The excavation at Castle Fraser was searching for evidence of the earlier 15th century tower.
The excavation at Castle Fraser was searching for evidence of the earlier 15th century tower.

It was the middle of the 17th century and the sounds of war thundered through the halls of one of Aberdeenshire’s strongholds.

General Monck, on behalf of Oliver Cromwell, laid siege to Castle Fraser at some point between 1653 and 1655.

The resulting destruction of the attack shattered the windows of the building and shards of 17th century glass were soon pounded into the earth by the boots of marching soldiers.

This summer, some of those tiny bits of window were uncovered by hundreds of amateur archaeologists as part of a major project by the National Trust for Scotland (NTS).

More than 400 members of the public have taken part in wide-scale excavations at the charity’s Crathes Castle and Castle Fraser over the past two weekends.
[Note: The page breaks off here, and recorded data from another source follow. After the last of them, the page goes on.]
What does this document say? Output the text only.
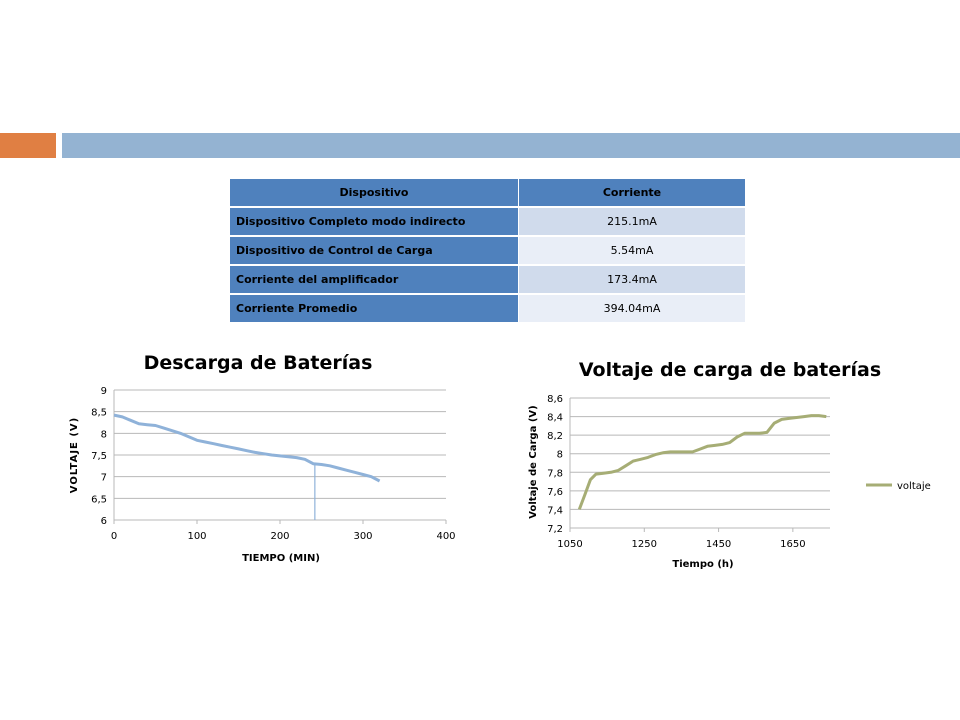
Dispositivo	Corriente
Dispositivo Completo modo indirecto	215.1mA
Dispositivo de Control de Carga	5.54mA
Corriente del amplificador	173.4mA
Corriente Promedio	394.04mA
Descarga de Baterías
6
6,5
7
7,5
8
8,5
9
0	100	200	300	400
TIEMPO (MIN)
VOLTAJE (V)
Voltaje de carga de baterías
7,2
7,4
7,6
7,8
8
8,2
8,4
8,6
1050	1250	1450	1650
Tiempo (h)
Voltaje de Carga (V)	voltaje
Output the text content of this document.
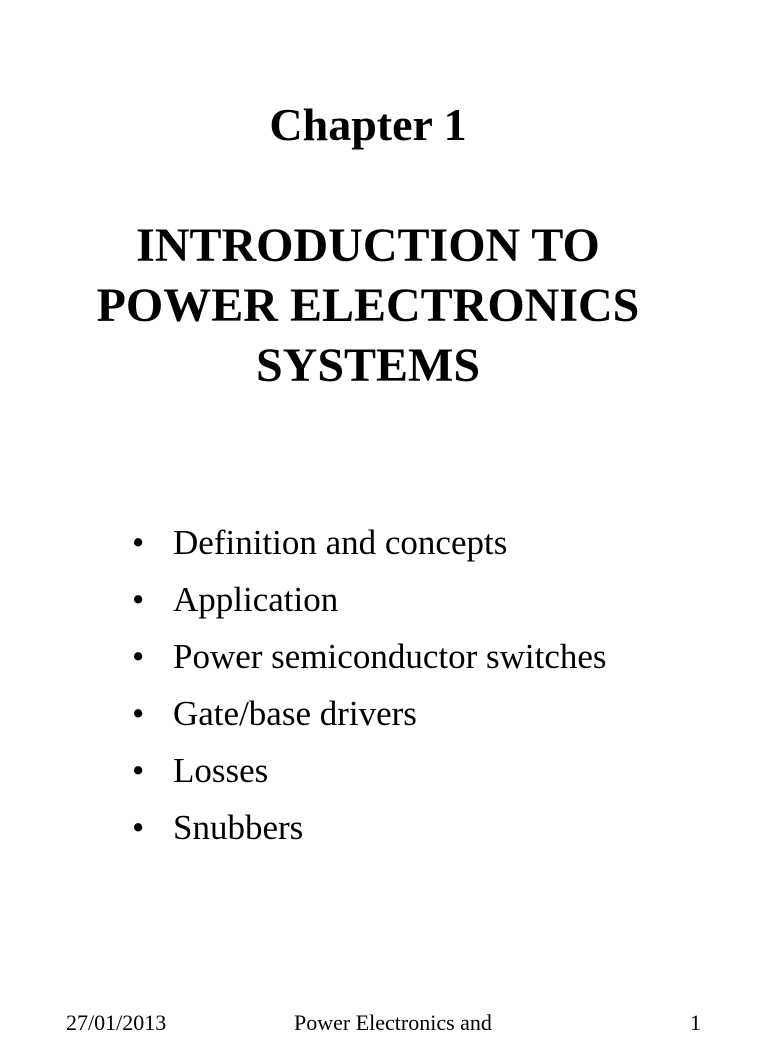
Chapter 1
INTRODUCTION TO
POWER ELECTRONICS
SYSTEMS
• Definition and concepts
• Application
• Power semiconductor switches
• Gate/base drivers
• Losses
• Snubbers
27/01/2013	Power Electronics and	1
Working alongside professional archaeologists for the NTS, the volunteer diggers discovered a host of intriguing finds that have helped historians glimpse what took place during some of the bloodiest periods in the north-east.

Daniel Rhodes, archaeologist for the NTS said: “The mid-17th century was a volatile time in the north-east.

“Following a peaceful surrender, the Marquise of Montrose camped his royalist army at Crathes in 1645.

“And sometime between 1653 and 1655, Castle Fraser was attacked by Oliver Cromwell’s General Monck as he supressed royalist supporters.

“The concentration of broken window glass around Castle Fraser may be a result of this destruction.”

As well as coins and broken glass, the hundreds of volunteers also unearthed a treasure trove of other artefacts, including 19th century pottery and wine bottles, roof slates and nails dating to the 18th century.

And going even further back in time, some of the researchers discovered evidence that suggested prehistoric activity in the area, such as chipped pieces of flint – although one of the buried rocks was identified as most likely belonging to a flintlock musket, placing its origin in a much more modern era.

Mr Rhodes added: “It is great to see so many people come out and take an active part in their heritage.

“In addition to the protection and promotion of our properties, the Trust is keen to provide engaging experiences and the last two weekends have proven a major success in involving the public in what we do for the love of Scotland.”